Properties of Triangles and Quadrilaterals
This topic covers the essential properties of common triangles and quadrilaterals. Success in ESAT questions depends on rapidly identifying a shape from given information and applying its specific rules about side lengths, angles, and diagonals to find missing values.
Part of the ESAT Mathematics 1 syllabus — revision for the Engineering and Science Admissions Test (ESAT), the UAT-UK admissions test for Cambridge, Imperial, Oxford and UCL.
Key points
- Shapes can be classified hierarchically. A square is a special type of rectangle and rhombus. A rhombus and a rectangle are both special types of parallelogram.
- Diagonals are powerful tools. They intersect at right angles in a kite, rhombus, and square. They bisect each other in any parallelogram (including rectangles, rhombuses, squares).
- Symmetry reveals properties. An isosceles triangle has one line of symmetry, which bisects the top angle and the base. A rhombus has two lines of symmetry along its diagonals.
- The sum of interior angles in any quadrilateral is 360°. Adjacent angles in a parallelogram are supplementary (add to 180°).
- In an isosceles triangle, the two angles opposite the equal sides are themselves equal. In an equilateral triangle, all sides are equal and all angles are 60°.
Diagram
Formulae
Area = 1/2 × (a + b) × h To find the area of a trapezium, where 'a' and 'b' are the lengths of the parallel sides and 'h' is the perpendicular height between them.

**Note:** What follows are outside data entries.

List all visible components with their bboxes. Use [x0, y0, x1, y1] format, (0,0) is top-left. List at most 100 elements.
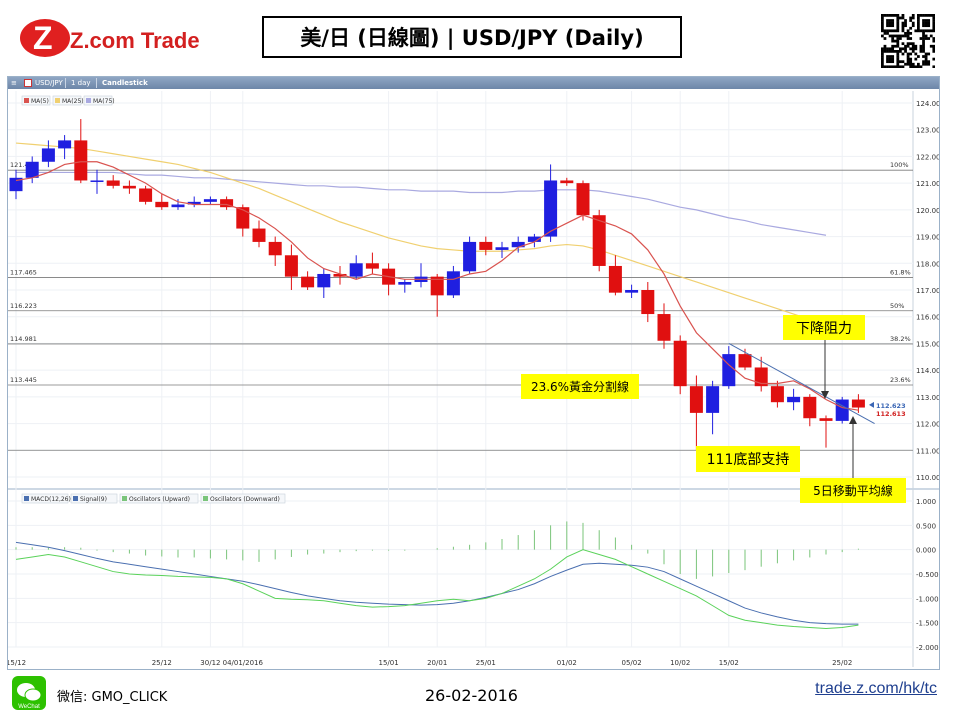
- website-link[interactable]: trade.z.com/hk/tc: [815, 680, 937, 697]
- chart-toolbar: ≡ USD/JPY 1 day Candlestick: [8, 77, 939, 89]
- candle-body: [689, 386, 703, 413]
- price-legend-box: [52, 95, 82, 106]
- candle-body: [236, 207, 250, 229]
- candle-body: [446, 271, 460, 296]
- candle-body: [333, 273, 347, 277]
- candle-body: [398, 281, 412, 285]
- osc-legend-text: Oscillators (Downward): [210, 496, 280, 503]
- period-label[interactable]: 1 day: [71, 79, 91, 87]
- page-title: 美/日 (日線圖) | USD/JPY (Daily): [262, 16, 682, 58]
- price-legend-box: [83, 95, 113, 106]
- candle-body: [625, 290, 639, 293]
- resistance-arrowhead: [821, 391, 829, 399]
- candle-body: [511, 241, 525, 248]
- candle-body: [106, 180, 120, 186]
- svg-text:Z: Z: [33, 20, 53, 56]
- ma25-line: [15, 142, 827, 326]
- fib-value-label: 114.981: [10, 335, 37, 343]
- candle-body: [592, 215, 606, 266]
- price-tick-label: 114.000: [916, 367, 939, 375]
- bid-price-label: 112.613: [876, 410, 906, 418]
- osc-legend-swatch: [122, 496, 127, 501]
- ma-arrowhead: [849, 416, 857, 424]
- x-tick-label: 30/12: [200, 659, 220, 667]
- candle-body: [74, 140, 88, 181]
- candle-body: [349, 263, 363, 277]
- x-tick-label: 15/01: [379, 659, 399, 667]
- osc-tick-label: -1.000: [916, 595, 939, 603]
- price-legend-text: MA(75): [93, 98, 115, 105]
- macd-line: [15, 541, 859, 625]
- candle-body: [41, 148, 55, 162]
- chart-style-label[interactable]: Candlestick: [102, 79, 148, 87]
- chart-canvas: 124.000 123.000 122.000 121.000 120.000 119.0…: [8, 91, 939, 667]
- candle-body: [641, 290, 655, 315]
- candle-body: [284, 255, 298, 277]
- x-tick-label: 05/02: [622, 659, 642, 667]
- candle-body: [738, 354, 752, 368]
- x-tick-label: 10/02: [670, 659, 690, 667]
- candle-body: [803, 396, 817, 419]
- price-tick-label: 115.000: [916, 340, 939, 348]
- price-tick-label: 123.000: [916, 127, 939, 135]
- x-tick-label: 25/02: [832, 659, 852, 667]
- fib-percent-label: 100%: [890, 161, 909, 169]
- candle-body: [317, 273, 331, 288]
- report-date: 26-02-2016: [425, 686, 518, 705]
- candle-body: [544, 180, 558, 237]
- osc-tick-label: -1.500: [916, 620, 939, 628]
- symbol-label[interactable]: USD/JPY: [35, 79, 63, 87]
- ask-marker: [869, 401, 874, 408]
- candle-body: [722, 354, 736, 387]
- ma75-line: [16, 171, 827, 236]
- x-tick-label: 15/12: [8, 659, 26, 667]
- fib-value-label: 116.223: [10, 302, 37, 310]
- osc-legend-box: [119, 493, 199, 504]
- candle-body: [301, 276, 315, 288]
- price-tick-label: 124.000: [916, 100, 939, 108]
- osc-tick-label: 0.500: [916, 522, 936, 530]
- price-legend-box: [21, 95, 51, 106]
- candle-body: [252, 228, 266, 242]
- menu-icon[interactable]: ≡: [11, 79, 17, 87]
- price-tick-label: 111.000: [916, 447, 939, 455]
- candle-body: [25, 161, 39, 178]
- candle-body: [706, 386, 720, 413]
- candle-body: [155, 201, 169, 208]
- price-tick-label: 122.000: [916, 153, 939, 161]
- fib-percent-label: 23.6%: [890, 376, 911, 384]
- wechat-icon[interactable]: WeChat: [12, 676, 46, 710]
- osc-tick-label: -0.500: [916, 571, 939, 579]
- price-tick-label: 113.000: [916, 394, 939, 402]
- qr-code: [881, 14, 936, 69]
- signal-line: [15, 549, 859, 630]
- price-tick-label: 120.000: [916, 207, 939, 215]
- chart-frame: ≡ USD/JPY 1 day Candlestick 124.000 123.0…: [7, 76, 940, 670]
- fib-value-label: 121.485: [10, 161, 37, 169]
- price-tick-label: 112.000: [916, 421, 939, 429]
- resistance-trendline: [728, 342, 875, 425]
- candle-body: [139, 188, 153, 202]
- x-tick-label: 04/01/2016: [223, 659, 264, 667]
- flag-icon: [24, 79, 32, 87]
- zcom-logo-mark: Z Z.com Trade: [20, 19, 200, 57]
- fib-callout: 23.6%黃金分割線: [521, 374, 639, 399]
- x-tick-label: 15/02: [719, 659, 739, 667]
- fib-percent-label: 38.2%: [890, 335, 911, 343]
- candle-body: [495, 247, 509, 250]
- candle-body: [819, 418, 833, 421]
- candle-body: [430, 276, 444, 296]
- wechat-id: 微信: GMO_CLICK: [57, 690, 168, 705]
- osc-legend-box: [200, 493, 286, 504]
- x-tick-label: 25/01: [476, 659, 496, 667]
- price-legend-swatch: [55, 98, 60, 103]
- price-legend-text: MA(5): [31, 98, 49, 105]
- candle-body: [365, 263, 379, 269]
- price-tick-label: 119.000: [916, 234, 939, 242]
- price-tick-label: 121.000: [916, 180, 939, 188]
- x-tick-label: 01/02: [557, 659, 577, 667]
- price-tick-label: 118.000: [916, 260, 939, 268]
- candle-body: [770, 386, 784, 403]
- ma-callout: 5日移動平均線: [800, 478, 906, 503]
- osc-tick-label: 0.000: [916, 547, 936, 555]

Area = 1/2 × p × q To find the area of a kite or a rhombus, where 'p' and 'q' are the lengths of the two diagonals. This is often faster than using base times height.
Definitions
- Parallelogram
- A quadrilateral with two pairs of parallel sides. Key consequences: opposite sides are equal, and opposite angles are equal.
- Trapezium
- A quadrilateral with exactly one pair of parallel sides.
- Kite
- A quadrilateral with two distinct pairs of equal-length adjacent sides. Key consequences: one pair of opposite angles are equal, and diagonals are perpendicular.
- Rhombus
- A parallelogram where all four sides are equal length. Key consequences: diagonals bisect each other at 90° and also bisect the corner angles.
Worked example
A quadrilateral PQRS is formed by joining two identical isosceles triangles, PQR and PSR, along their common base PR. If angle PQR is 100°, what is the name of the quadrilateral and the size of angle QPS?
- 1
Identify the properties of the triangles.

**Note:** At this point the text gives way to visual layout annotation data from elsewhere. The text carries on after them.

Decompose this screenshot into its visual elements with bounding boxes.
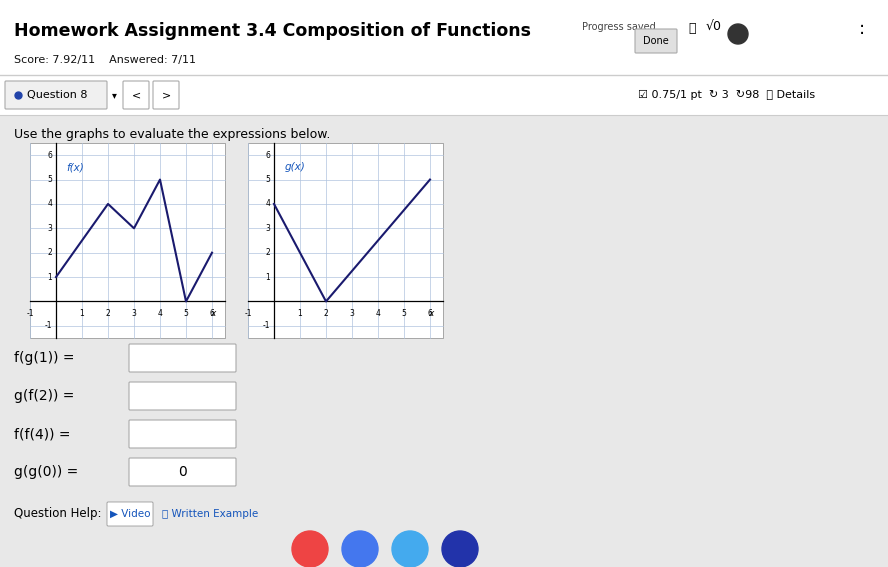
Text: 6: 6 <box>266 151 270 160</box>
Text: Use the graphs to evaluate the expressions below.: Use the graphs to evaluate the expressio… <box>14 128 330 141</box>
Text: -1: -1 <box>244 310 252 319</box>
Text: :: : <box>859 20 865 38</box>
FancyBboxPatch shape <box>635 29 677 53</box>
Text: 6: 6 <box>210 310 214 319</box>
Text: 1: 1 <box>80 310 84 319</box>
Text: 1: 1 <box>266 273 270 282</box>
Bar <box>30 143 225 338</box>
Text: 6: 6 <box>427 310 432 319</box>
Text: <: < <box>131 90 140 100</box>
Text: 5: 5 <box>184 310 188 319</box>
Text: 2: 2 <box>47 248 52 257</box>
Text: 3: 3 <box>350 310 354 319</box>
Text: 4: 4 <box>376 310 380 319</box>
Circle shape <box>292 531 328 567</box>
Text: 2: 2 <box>323 310 329 319</box>
Bar <box>248 143 443 338</box>
FancyBboxPatch shape <box>107 502 153 526</box>
Text: Score: 7.92/11    Answered: 7/11: Score: 7.92/11 Answered: 7/11 <box>14 55 196 65</box>
Text: 3: 3 <box>47 224 52 233</box>
Text: Question Help:: Question Help: <box>14 507 101 521</box>
FancyBboxPatch shape <box>129 420 236 448</box>
Text: g(f(2)) =: g(f(2)) = <box>14 389 75 403</box>
Text: f(f(4)) =: f(f(4)) = <box>14 427 70 441</box>
Text: 3: 3 <box>266 224 270 233</box>
Text: 6: 6 <box>47 151 52 160</box>
Text: 5: 5 <box>47 175 52 184</box>
Text: ▶ Video: ▶ Video <box>110 509 150 519</box>
FancyBboxPatch shape <box>129 458 236 486</box>
Text: Homework Assignment 3.4 Composition of Functions: Homework Assignment 3.4 Composition of F… <box>14 22 531 40</box>
Text: -1: -1 <box>27 310 34 319</box>
FancyBboxPatch shape <box>129 344 236 372</box>
Text: 4: 4 <box>47 200 52 209</box>
Text: -1: -1 <box>44 321 52 331</box>
Text: 📄 Written Example: 📄 Written Example <box>162 509 258 519</box>
Text: Question 8: Question 8 <box>27 90 88 100</box>
FancyBboxPatch shape <box>153 81 179 109</box>
Text: Done: Done <box>643 36 669 46</box>
Text: 1: 1 <box>297 310 303 319</box>
Circle shape <box>392 531 428 567</box>
Bar <box>0 0 888 75</box>
Bar <box>0 75 888 115</box>
Text: g(x): g(x) <box>284 163 305 172</box>
Text: ☑ 0.75/1 pt  ↻ 3  ↻98  ⓘ Details: ☑ 0.75/1 pt ↻ 3 ↻98 ⓘ Details <box>638 90 815 100</box>
Text: x: x <box>428 310 433 319</box>
Text: 1: 1 <box>47 273 52 282</box>
Text: f(x): f(x) <box>67 163 84 172</box>
Text: ▾: ▾ <box>112 90 117 100</box>
Text: Progress saved: Progress saved <box>582 22 655 32</box>
Text: 4: 4 <box>157 310 163 319</box>
FancyBboxPatch shape <box>5 81 107 109</box>
Text: f(g(1)) =: f(g(1)) = <box>14 351 75 365</box>
Text: 5: 5 <box>266 175 270 184</box>
FancyBboxPatch shape <box>123 81 149 109</box>
Text: >: > <box>162 90 170 100</box>
Text: 5: 5 <box>401 310 407 319</box>
Text: 0: 0 <box>178 465 186 479</box>
Text: g(g(0)) =: g(g(0)) = <box>14 465 78 479</box>
Text: 薄: 薄 <box>688 22 695 35</box>
Text: 3: 3 <box>131 310 137 319</box>
Text: 4: 4 <box>266 200 270 209</box>
Circle shape <box>342 531 378 567</box>
Circle shape <box>442 531 478 567</box>
FancyBboxPatch shape <box>129 382 236 410</box>
Text: √0: √0 <box>706 20 722 33</box>
Text: 2: 2 <box>106 310 110 319</box>
Text: x: x <box>210 310 216 319</box>
Circle shape <box>728 24 748 44</box>
Text: -1: -1 <box>263 321 270 331</box>
Text: 2: 2 <box>266 248 270 257</box>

PQR is isosceles, so PQ = QR.
PSR is identical, so PS = SR.
The common base is PR.
- 2
Combine the properties for the quadrilateral.
We have PQ = QR and PS = SRThis fits the definition of a kite, which has two pairs of equal-length adjacent sides.
- 3
Analyse the angles.
In triangle PQR, the base angles are QPR and QRP.
Since the angles in a triangle sum to 180°, angle QPR + angle QRP + 100° = 180°.
So, 2 × angle QPR = 80°, which means angle QPR = 40°.
- 4
Since triangle PSR is identical to PQR, angle SPR is also 40°.
- 5
The total angle QPS is the sum of angles QPR and SPR.
- 6
Calculate the final angle:
Angle QPS = 40° + 40° = 80°
Answer: The quadrilateral is a kite, and angle QPS is 80°.
Common mistakes
- ×Forgetting a shape's full set of properties. For example, knowing a rhombus has equal sides but forgetting that its diagonals bisect the angles, which is often the key to solving a problem.
- ×Incorrectly applying properties to more general shapes. A common mistake is assuming a general parallelogram has perpendicular diagonals; this is only true for a rhombus or a square.
- ×Confusing a kite with a parallelogram. A kite has equal *adjacent* sides, whereas a parallelogram has equal *opposite* sides.
No-calculator tips
- ✓Always draw a quick sketch. Visualising the geometry helps you see which angles should be acute or obtuse and which lines are longer, preventing simple calculation errors.
- ✓Deconstruct shapes into right-angled triangles. Diagonals of kites, rhombuses, and rectangles often form right-angled triangles, allowing you to use basic geometric rules without needing a calculator.
- ✓Use the 360° sum for quadrilaterals. If you know three angles, you can always find the fourth. For parallelograms, just remember any two adjacent angles sum to 180°.